How Underrepresentation Has Interfered With My Journey Towards Finding Love
As a member of the LGBTQ+ community and as a person of color, there are times where I find it difficult to see myself being represented. I’ve realized that the lack of Asian LGBTQ+ representation has impacted the way that I feel about myself as a young woman. This is expressed through my own personal journey surrounding my sexuality up until my experiences with dating and pursuing intimate relationships. While I may not need to worry about getting pregnant, another fear of being underrepresented comes into play. Personally, I identify as gay/lesbian with the pronouns she/her/hers. However, it wasn’t until recently (late 2018) that I was able to openly admit this to myself. While prior, I had previously thought I was bisexual. I believe that part of the reason why I wasn’t able to fully accept myself as gay was because I did not have any gay or queer Asian influencers to look up to. In a sense, that made me feel alone and labeling myself as bisexual made it so I would be able to at least partly identify with female Asians who identified as straight. I would like to make it clear that in no way am I disregarding or putting down bisexuality or its existence, as I believe it is a wonderful identity to have; instead I am just sharing my own experience of how a lack of public Asian LGBTQ+ representation contributed to a slower progression of self acceptance of my sexuality. I also think that the scarcity of Asian LGBTQ+ representation has impacted the way that I view my self esteem in terms of being on dating apps and meeting people in real life.

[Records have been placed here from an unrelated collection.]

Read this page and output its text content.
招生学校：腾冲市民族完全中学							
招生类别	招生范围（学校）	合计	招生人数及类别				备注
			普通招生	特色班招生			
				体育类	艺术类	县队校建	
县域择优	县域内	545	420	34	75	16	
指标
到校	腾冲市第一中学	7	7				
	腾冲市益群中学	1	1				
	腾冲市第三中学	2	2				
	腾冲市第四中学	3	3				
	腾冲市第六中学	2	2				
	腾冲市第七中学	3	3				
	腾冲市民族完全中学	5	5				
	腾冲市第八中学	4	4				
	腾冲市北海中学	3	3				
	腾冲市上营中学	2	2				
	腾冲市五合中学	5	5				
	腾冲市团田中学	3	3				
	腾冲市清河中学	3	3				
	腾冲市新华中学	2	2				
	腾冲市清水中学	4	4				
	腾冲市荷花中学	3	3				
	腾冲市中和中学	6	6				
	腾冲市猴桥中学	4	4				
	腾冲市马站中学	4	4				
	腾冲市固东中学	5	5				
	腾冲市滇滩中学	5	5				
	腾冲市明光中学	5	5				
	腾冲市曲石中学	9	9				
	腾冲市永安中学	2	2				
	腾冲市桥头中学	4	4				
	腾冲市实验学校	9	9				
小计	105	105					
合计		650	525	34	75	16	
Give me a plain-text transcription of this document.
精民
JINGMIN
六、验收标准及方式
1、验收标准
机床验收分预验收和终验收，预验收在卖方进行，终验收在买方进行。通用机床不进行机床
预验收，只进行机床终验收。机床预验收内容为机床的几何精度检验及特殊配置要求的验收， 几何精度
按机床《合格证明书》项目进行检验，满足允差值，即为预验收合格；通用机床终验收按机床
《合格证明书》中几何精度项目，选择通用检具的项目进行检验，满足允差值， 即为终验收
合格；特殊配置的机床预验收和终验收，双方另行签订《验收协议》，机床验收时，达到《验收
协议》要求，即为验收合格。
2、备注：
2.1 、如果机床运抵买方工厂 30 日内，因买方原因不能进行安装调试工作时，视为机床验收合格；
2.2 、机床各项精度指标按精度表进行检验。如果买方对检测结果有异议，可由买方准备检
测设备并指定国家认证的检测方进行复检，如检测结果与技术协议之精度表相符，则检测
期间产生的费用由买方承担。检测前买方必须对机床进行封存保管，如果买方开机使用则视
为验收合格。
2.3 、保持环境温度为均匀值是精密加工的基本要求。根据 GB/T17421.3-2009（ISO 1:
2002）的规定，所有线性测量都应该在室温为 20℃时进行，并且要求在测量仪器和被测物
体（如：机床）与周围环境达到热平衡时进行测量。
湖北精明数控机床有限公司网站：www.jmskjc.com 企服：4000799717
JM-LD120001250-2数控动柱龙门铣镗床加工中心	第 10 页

Especially in relation to dating apps, where limited information is present about the individual, I have found that I have become extra conscious and sensitive to the fact that the one of the first things a person will notice about me is that I am Asian. I have found that this makes me insecure, although I am not sure on exactly why since I am proud of my Asian identity. This results in lower self-esteem and disbelief when I’m told that someone likes me. I hate having that feeling because I want to fully be able to love myself but not seeing myself represented enough hinders that which leads me to feel like an outcast. In the same context as not being able to see my race or adopted identity being represented in the media, it negatively affects the perception of myself when I am not able to see myself represented in terms of my sexuality as a person of color. That’s why it always makes me happy in television shows and movies when I am able to see LGBTQ+ people of color represented. My favorite TV show The Bold Type contains a storyline that is centered around a bisexual black woman and Muslim lesbian who fall in love. I love watching this storyline unfold, as it handles its issues and development of characters so maturely. Also because the sole presence of the storyline further shines a light on the existence of LGBTQ+ people of color. I find myself constantly looking for this kind of representation, realizing that there isn’t much and needs to be more. If you’re a person of color who is part of the LGBTQ+ community and are reading this, please know that I stand with you.